Entre os 241 deputados estaduais e distritais que concorrem à reeleição e se identificaram como pardos no registro da Justiça Eleitoral, quase 30% tinham se declarado como brancos em 2018 – ou 68 parlamentares, segundo levantou o JOTA, até a manhã desta quinta-feira (25/8). Em pelo menos metade dos casos, também em outras eleições desde 2014 a alternativa de cor de pele escolhida foi a branca.
O levantamento inclui deputados de 26 estados e do Distrito Federal com dados disponibilizados. Foram identificados casos em 21 Unidades da Federação. Na prática, apenas com a reeleição desses candidatos, essas Assembleias podem ter alterações de composição racial sem que tenha havido, de fato, avanços na eleição de representantes negros.
O movimento de troca de raça no registro é observado também em outras disputas, que costumam receber maior visibilidade – o que pode pressionar adequações pelos próprios candidatos, como a reportagem observou nos últimos dias.
Na Câmara dos Deputados, entre os 101 candidatos à reeleição que se declararam pardos, 41 se diziam brancos nas últimas eleições, conforme os dados disponíveis na semana passada – nesta quinta, eram 36 na situação. Com isso, segundo os números, antes mesmo das eleições, a Casa já passa a ter mais negros do que há quatro anos.

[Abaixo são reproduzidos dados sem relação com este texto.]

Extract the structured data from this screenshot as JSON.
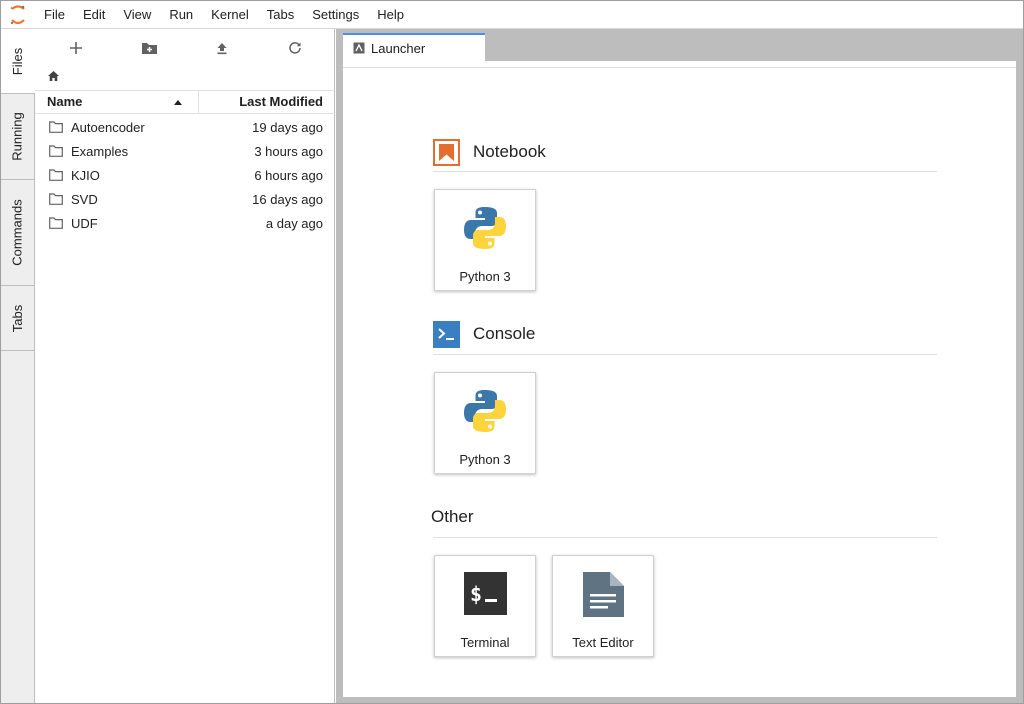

A classificação racial – com as opções amarela, branca, indígena, parda ou preta – nos registros de candidatos segue o modelo de autodeclaração do Instituto Brasileiro de Geografia e Estatística (IBGE), conforme também acontece no Censo demográfico. O Instituto entende que as pessoas pretas e pardas são negras.
Em 2020, o Tribunal Superior Eleitoral (TSE) decidiu que os candidatos negros devem receber recursos proporcionais na distribuição das verbas do Fundo Especial de Financiamento de Campanha (FEFC) e do tempo de propaganda eleitoral gratuita no rádio e na televisão.
O entendimento foi firmado após a corte ter sido provocada por consulta da deputada deputada federal Benedita da Silva (PT-RJ). Porém, diferentemente do que ela também requeria, não foi estabelecida cota mínima de candidatos negros, como acontece com as candidaturas femininas – que deve ser de, no mínimo, 30% dos nomes lançados pelos partidos.
Portanto, desde a decisão, estas eleições são as primeiras de nível geral a ter a regra. Há quatro anos, os partidos não eram obrigados a observar o critério racial para repassar valores às campanhas.
A maioria dos ministros concordou que a interpretação era importante para fomentar a participação da população negra na política. O objetivo seria evitar que esses candidatos recebessem recursos desproporcionais dos partidos em relação aos brancos, conforme acontece historicamente, o que prejudica campanhas e as chances de eles se elegerem.
Neste ano, a Justiça Eleitoral registrou um recorde no número de candidatos negros, que, pela primeira vez, passaram a ser maioria. Na análise por cargos disputados, eles estão em maior número do que os brancos apenas entre aspirantes a deputados estaduais e distritais. Eles são 52% e 54%, respectivamente.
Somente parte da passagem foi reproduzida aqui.